RantWoman is in fact relieved to be asked for a new copy of the presentation. The file used for the presentation had two different custom shows. The slides were listed in a completely different order than they were presented. The two custom shows were sort of divided into visuals and text of outline, in contrast to the flow of the live panel, RantWoman figures people reading the slides as a document might in fact like to see the basic outline.

RantWoman finds herself thinking maybe the Smart Art she never could quite adjust to please her readability preferences could at least have involved some animation, this despite the fact that the presentation wound up getting saved in an earlier version due to being shared across multiple computers as part of the team process.

RantWoman did many things to clarify and clean up. Rant Woman annotated in response to audience questions. RantWoman rearranged the slides to reflect the presentation we actually gave, not just the imperfectly choreographed outline we worked with at the conference. RantWoman put a full list of project partners right at the beginning since she suspects that got bounced past a little faster than was politic in the live version, though after submitting the revised file, she realized some of the slides still had too much jargon and too many acronyms and could have been made even clearer.

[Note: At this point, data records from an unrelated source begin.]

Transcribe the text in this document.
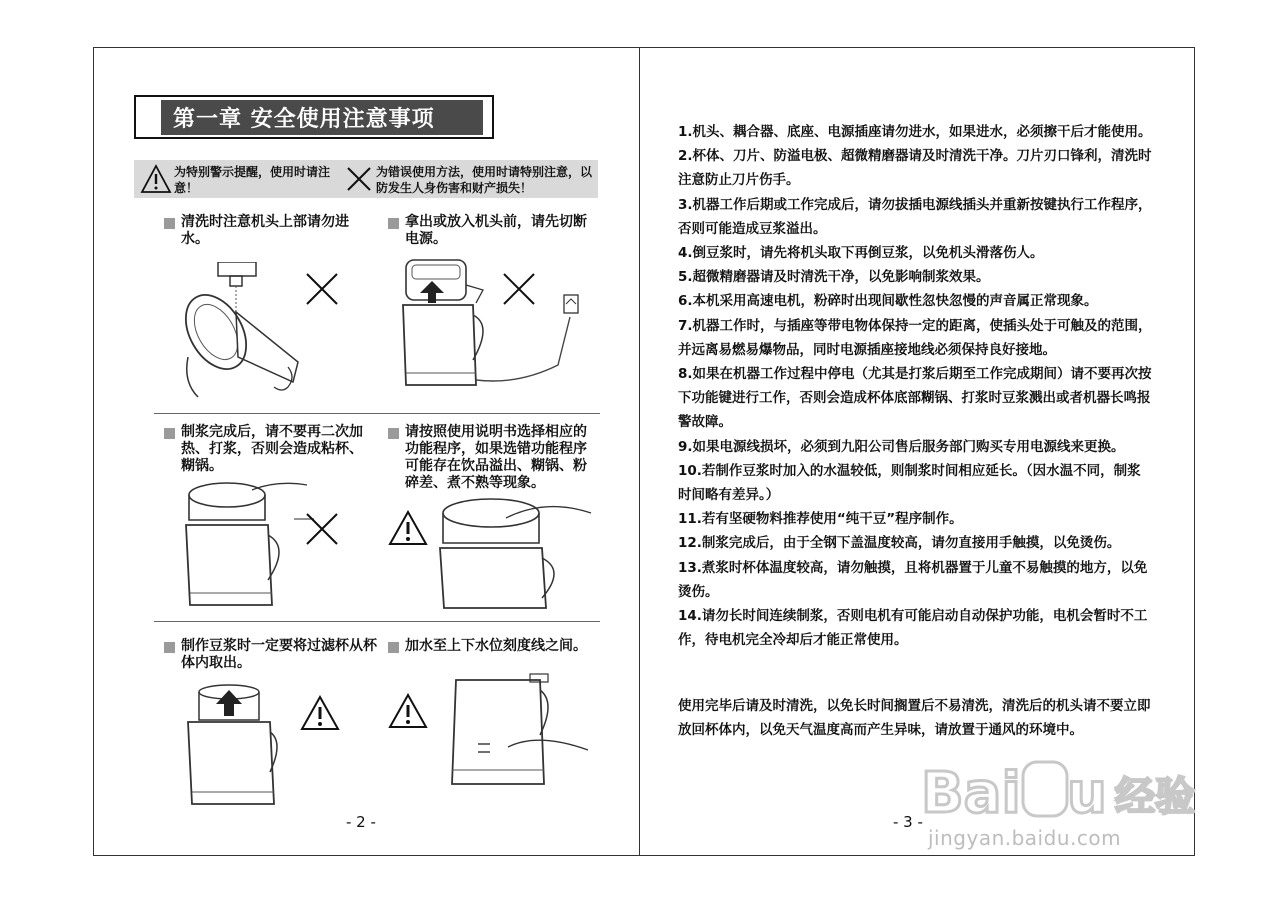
第一章 安全使用注意事项
为特别警示提醒，使用时请注意！
为错误使用方法，使用时请特别注意，以防发生人身伤害和财产损失！
清洗时注意机头上部请勿进水。
拿出或放入机头前，请先切断电源。
制浆完成后，请不要再二次加热、打浆，否则会造成粘杯、糊锅。
请按照使用说明书选择相应的功能程序，如果选错功能程序可能存在饮品溢出、糊锅、粉碎差、煮不熟等现象。
制作豆浆时一定要将过滤杯从杯体内取出。
加水至上下水位刻度线之间。
- 2 -
1.机头、耦合器、底座、电源插座请勿进水，如果进水，必须擦干后才能使用。
2.杯体、刀片、防溢电极、超微精磨器请及时清洗干净。刀片刃口锋利，清洗时注意防止刀片伤手。
3.机器工作后期或工作完成后，请勿拔插电源线插头并重新按键执行工作程序，否则可能造成豆浆溢出。
4.倒豆浆时，请先将机头取下再倒豆浆，以免机头滑落伤人。
5.超微精磨器请及时清洗干净，以免影响制浆效果。
6.本机采用高速电机，粉碎时出现间歇性忽快忽慢的声音属正常现象。
7.机器工作时，与插座等带电物体保持一定的距离，使插头处于可触及的范围，并远离易燃易爆物品，同时电源插座接地线必须保持良好接地。
8.如果在机器工作过程中停电（尤其是打浆后期至工作完成期间）请不要再次按下功能键进行工作，否则会造成杯体底部糊锅、打浆时豆浆溅出或者机器长鸣报警故障。
9.如果电源线损坏，必须到九阳公司售后服务部门购买专用电源线来更换。
10.若制作豆浆时加入的水温较低，则制浆时间相应延长。（因水温不同，制浆时间略有差异。）
11.若有坚硬物料推荐使用“纯干豆”程序制作。
12.制浆完成后，由于全钢下盖温度较高，请勿直接用手触摸，以免烫伤。
13.煮浆时杯体温度较高，请勿触摸，且将机器置于儿童不易触摸的地方，以免烫伤。
14.请勿长时间连续制浆，否则电机有可能启动自动保护功能，电机会暂时不工作，待电机完全冷却后才能正常使用。
使用完毕后请及时清洗，以免长时间搁置后不易清洗，清洗后的机头请不要立即放回杯体内，以免天气温度高而产生异味，请放置于通风的环境中。
- 3 -
Bai u 经验
jingyan.baidu.com
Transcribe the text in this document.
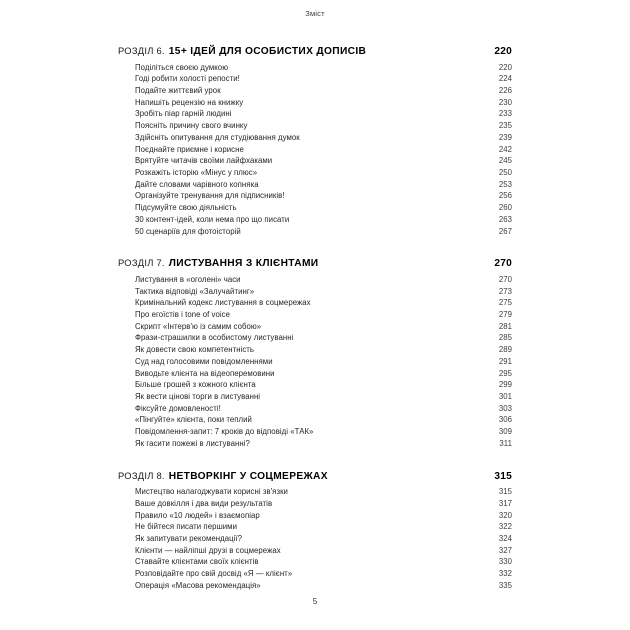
Зміст
РОЗДІЛ 6. 15+ ІДЕЙ ДЛЯ ОСОБИСТИХ ДОПИСІВ	220
Поділіться своєю думкою	220
Годі робити холості репости!	224
Подайте життєвий урок	226
Напишіть рецензію на книжку	230
Зробіть піар гарній людині	233
Поясніть причину свого вчинку	235
Здійсніть опитування для студіювання думок	239
Поєднайте приємне і корисне	242
Врятуйте читачів своїми лайфхаками	245
Розкажіть історію «Мінус у плюс»	250
Дайте словами чарівного копняка	253
Організуйте тренування для підписників!	256
Підсумуйте свою діяльність	260
30 контент-ідей, коли нема про що писати	263
50 сценаріїв для фотоісторій	267
РОЗДІЛ 7. ЛИСТУВАННЯ З КЛІЄНТАМИ	270
Листування в «оголені» часи	270
Тактика відповіді «Залучайтинг»	273
Кримінальний кодекс листування в соцмережах	275
Про егоїстів і tone of voice	279
Скрипт «Інтерв'ю із самим собою»	281
Фрази-страшилки в особистому листуванні	285
Як довести свою компетентність	289
Суд над голосовими повідомленнями	291
Виводьте клієнта на відеоперемовини	295
Більше грошей з кожного клієнта	299
Як вести цінові торги в листуванні	301
Фіксуйте домовленості!	303
«Пінгуйте» клієнта, поки теплий	306
Повідомлення-запит: 7 кроків до відповіді «ТАК»	309
Як гасити пожежі в листуванні?	311
РОЗДІЛ 8. НЕТВОРКІНГ У СОЦМЕРЕЖАХ	315
Мистецтво налагоджувати корисні зв'язки	315
Ваше довкілля і два види результатів	317
Правило «10 людей» і взаємопіар	320
Не бійтеся писати першими	322
Як запитувати рекомендації?	324
Клієнти — найліпші друзі в соцмережах	327
Ставайте клієнтами своїх клієнтів	330
Розповідайте про свій досвід «Я — клієнт»	332
Операція «Масова рекомендація»	335
5
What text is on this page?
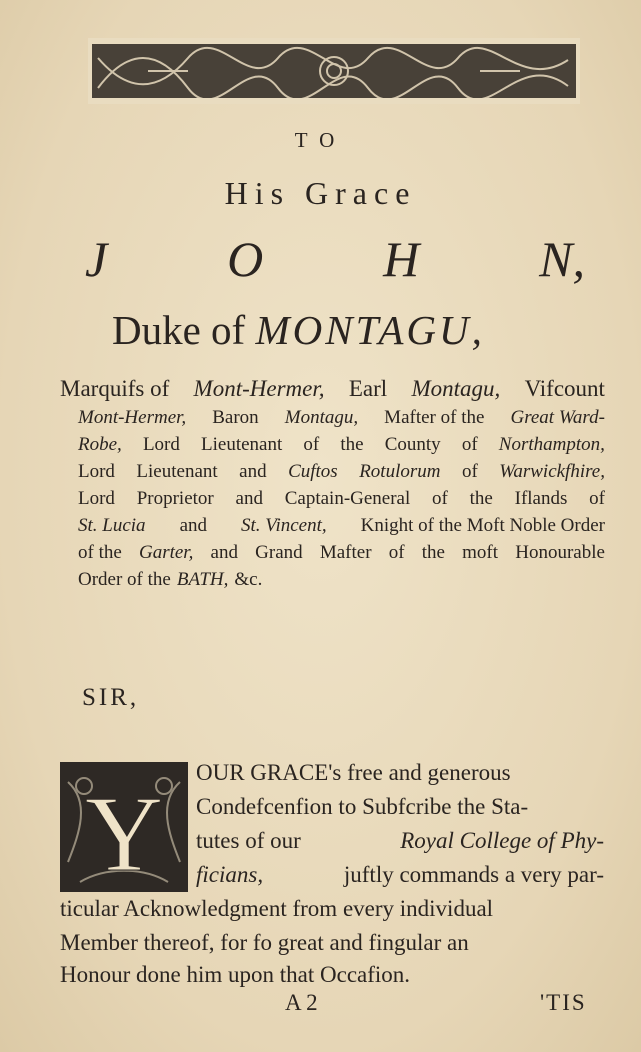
TO
His Grace
J O H N,
Duke of MONTAGU,
Marquifs of Mont-Hermer, Earl Montagu, Vifcount
Mont-Hermer, Baron Montagu, Mafter of the Great Ward-
Robe, Lord Lieutenant of the County of Northampton,
Lord Lieutenant and Cuftos Rotulorum of Warwickfhire,
Lord Proprietor and Captain-General of the Iflands of
St. Lucia and St. Vincent, Knight of the Moft Noble Order
of the Garter, and Grand Mafter of the moft Honourable
Order of the BATH, &c.
SIR,
Y
OUR GRACE's free and generous
Condefcenfion to Subfcribe the Sta-
tutes of our	Royal College of Phy-
ficians,	juftly commands a very par-
ticular Acknowledgment from every individual
Member thereof, for fo great and fingular an
Honour done him upon that Occafion.
A 2	'TIS
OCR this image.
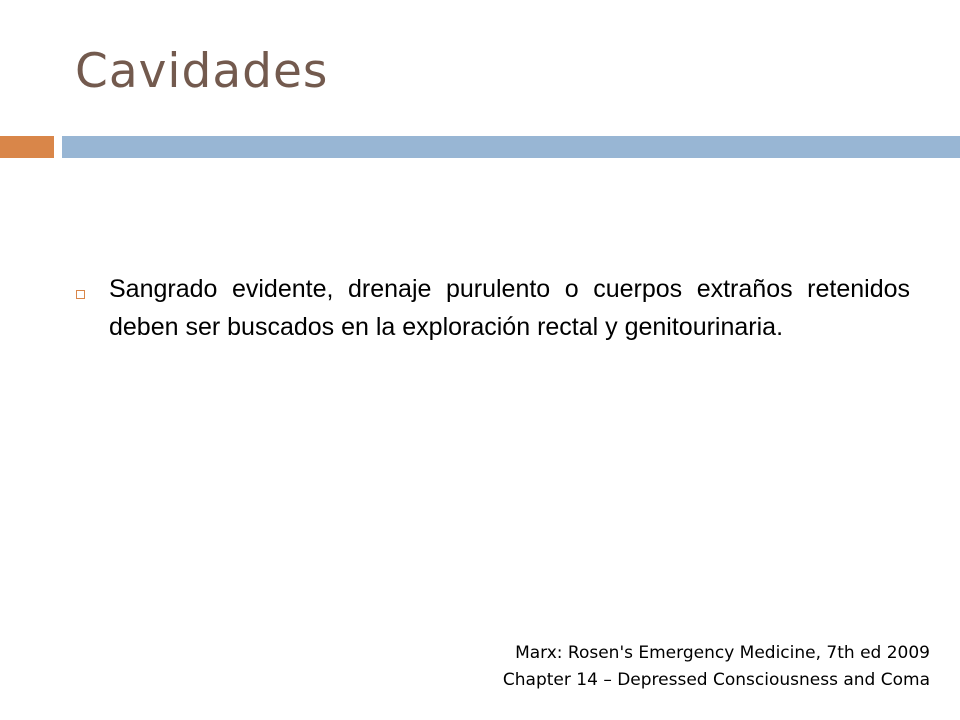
Cavidades
Sangrado evidente, drenaje purulento o cuerpos extraños retenidos deben ser buscados en la exploración rectal y genitourinaria.
Marx: Rosen's Emergency Medicine, 7th ed 2009
Chapter 14 – Depressed Consciousness and Coma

Alas, despite RantWoman's propensity for, well, bitching about accessibility, her own presentation also falls short of her own aspirations as far as accessibility features. Here are the main remaining sins according to RantWoman:

--Failure to tag some visuals with Alt Text so that a screen reader user could get a description even if he or she could not see the picture.

--Publishing in a PDF. RantWoman has had mixed success herself using a screen reader for reading Powerpoint files that have been turned into pdf files, but for reasons of data stability, RantWoman published as a pdf. For one thing RantWoman also has done limited testing for screen reader readability of the alternate Powerpoint Show format. RantWoman assumes it is supposed to be accessible, but she herself cannot fully verify for reasons of personal sloppiness and also due to the fact that she has theluxury of being able to use screen enlargement and therefore likely bounding past some issues others face.

But as soon as RantWoman sees the presentation posted on the Super Duper Powerpoint festival's site, MAYBE RantWoman will post a link here and other readers can decide for themselves.